26 July 2017 by Dispute Resolution Alert

Vagueness of a contract does not necessarily mean you can walk away or does it?

It is truly astonishing how often businessmen conduct their affairs, involving at times huge financial interests, on the strength of crude and vague agreements and then rely on hope, good spirits, bona fides and commercial expediency to make such agreements work.” The quoted text is the introduction to the Supreme Court of Appeal’s judgment in the matter of Hangar and others v Robertson [2017] JOL 37735 (SCA). 

During June 2006, the respondent (JR) in the matter entered into an agreement with the appellants in terms of which he would provide services as a consultant to the company of the appellants. The parties believed the respondent could achieve a significant improvement in the company’s profitability. As a consequence thereof, the parties recorded the terms of their agreement in a document. The disputed clause in the agreement insofar as this matter was concerned reads as follows:

JR basic expenses will be reasonably covered, approx. R5,000 per week. 

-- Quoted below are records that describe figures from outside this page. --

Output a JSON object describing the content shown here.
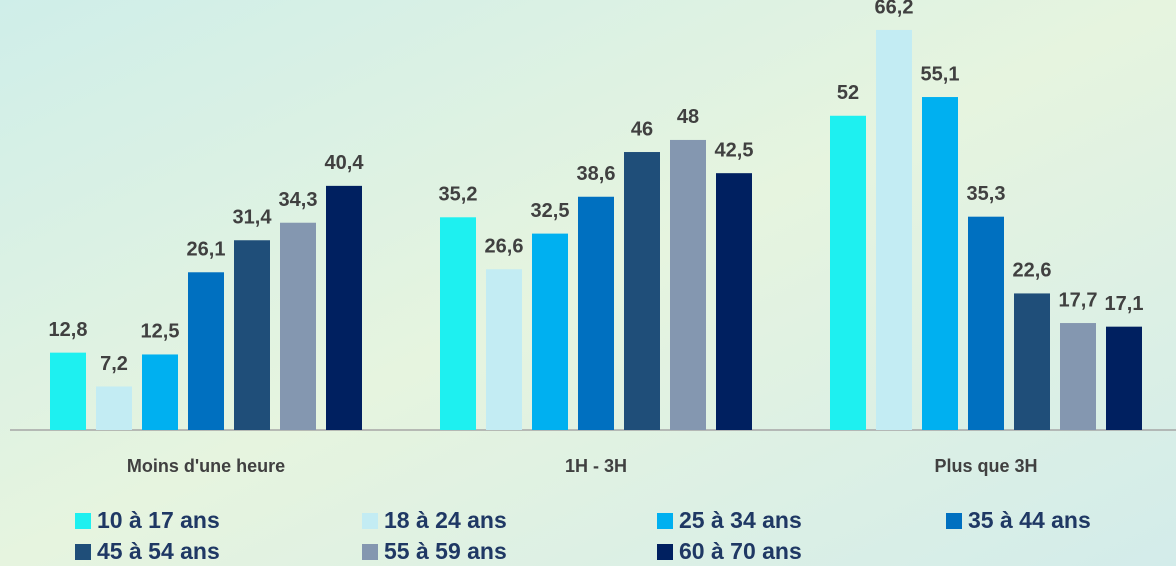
{
  "chart_data": {
    "type": "bar",
    "categories": [
      "Moins d'une heure",
      "1H - 3H",
      "Plus que 3H"
    ],
    "series": [
      {
        "name": "10 à 17 ans",
        "color": "#1ef0f0",
        "values": [
          12.8,
          35.2,
          52
        ],
        "value_labels": [
          "12,8",
          "35,2",
          "52"
        ]
      },
      {
        "name": "18 à 24 ans",
        "color": "#c3ecf3",
        "values": [
          7.2,
          26.6,
          66.2
        ],
        "value_labels": [
          "7,2",
          "26,6",
          "66,2"
        ]
      },
      {
        "name": "25 à 34 ans",
        "color": "#00b0f0",
        "values": [
          12.5,
          32.5,
          55.1
        ],
        "value_labels": [
          "12,5",
          "32,5",
          "55,1"
        ]
      },
      {
        "name": "35 à 44 ans",
        "color": "#0070c0",
        "values": [
          26.1,
          38.6,
          35.3
        ],
        "value_labels": [
          "26,1",
          "38,6",
          "35,3"
        ]
      },
      {
        "name": "45 à 54 ans",
        "color": "#1f4e79",
        "values": [
          31.4,
          46,
          22.6
        ],
        "value_labels": [
          "31,4",
          "46",
          "22,6"
        ]
      },
      {
        "name": "55 à 59 ans",
        "color": "#8497b0",
        "values": [
          34.3,
          48,
          17.7
        ],
        "value_labels": [
          "34,3",
          "48",
          "17,7"
        ]
      },
      {
        "name": "60 à 70 ans",
        "color": "#002060",
        "values": [
          40.4,
          42.5,
          17.1
        ],
        "value_labels": [
          "40,4",
          "42,5",
          "17,1"
        ]
      }
    ],
    "ylim": [
      0,
      70
    ]
  }
}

JR will be entitled to 10% of the PBT exceeding R10 million per financial year. This will exclude abnormal income or expenditure (eg sale of assets, abnormal bonus payments). 

JR will be entitled to 10% of the net increase in the value of the company ie of the value in excess of R24 million. This will only be awarded at the time when value is realised, for example when the business is sold. 

JR will be given the option to purchase up to 10% of the shares in the company, based on the current “value” of R24 million, and such option will remain open until 30 June 2009.

As at 30 June 2009, JR had not taken up the option to acquire a shareholding in the appellants’ company. Thereafter, he received legal advice that the option had lapsed and could no longer be exercised. JR had, however, rendered his services as a consultant, and the company’s value had substantially increased from the initially agreed value of R24 million when the contract had commenced. As a result, JR sought to exercise the disputed clause which entitled him to 10% of that net increase in the company’s value. In addition, he claimed payment of 10% of the company’s profit before tax for the years 2009 and 2010 up to the date his services ceased (22 December 2009).

The appellants raised various arguments to the interpretation of the disputed clause and stated that regard must be given to all preceding correspondence which led to the signing of the June 2006 document. The appellants contended, among other things, that the share option and the disputed clause were ultimately agreed to be alternative and not cumulative forms of remuneration. According to the appellants’ views, the parties had always been of a mind that the disputed clause and the share option were alternative provisions. JR disputed this.

The court a quo made, among other findings, the following decision:

An order declaring the First, Second and Third Defendants liable jointly to pay to the Plaintiff 10% of any excess by which the value of the Fourth Defendant as a termination of the agreement on 22 December 2009 (calculated as the net profit before tax of the Fourth Defendant for the financial year ending on 30 June 2010, excluding any abnormal items of income or expenditure, multiplied by four), exceeded the sum of R24,000,000, such payment becoming due when either the Fourth Defendant disposes of its business or the First, Second and/or Third Defendants dispose of or realise their direct or indirect interest in the Fourth Defendant, whichever shall occur first; …”

The Supreme Court of Appeal (SCA) summarised the dispute between the parties as the interpretation and effect of a vague clause contained in a consultancy agreement as to whether the respondent would be entitled to 10% of the net increase in the company over R24 million “only to be awarded at the time value is realised, eg when the business is sold”.

The SCA dismissed the appeal. In reaching its judgment, the court highlighted that a commercial contract seriously executed by parties with the intention of being bound thereby should not lightly be held to be unenforceable because they failed to express themselves as clearly as they could have done.

Furthermore, it held that the context in which a contract is concluded is often of great importance. It is often said that, in the interpretation of a contract, context is everything. Disputed words have to be considered in light of the relevant and admissible context, including the circumstances under which the contract came into being. In this matter, for example, the correspondence exchanged between the parties prior to the conclusion of the agreement was an important part of the admissible factual matrix. 

A contract may be loosely worded but that does not necessarily mean that it is unenforceable and that you can walk away from it when it suits you. You need to consider the intention of the parties upon the conclusion of the agreement, which will include having regard to the intention of the parties leading up to agreeing to the terms and conditions. To avoid or limit the interpretation of a contract, parties must carefully review the terms and conditions put down in writing as, ultimately, the contract will be the starting block in any dispute and may lead to your demise.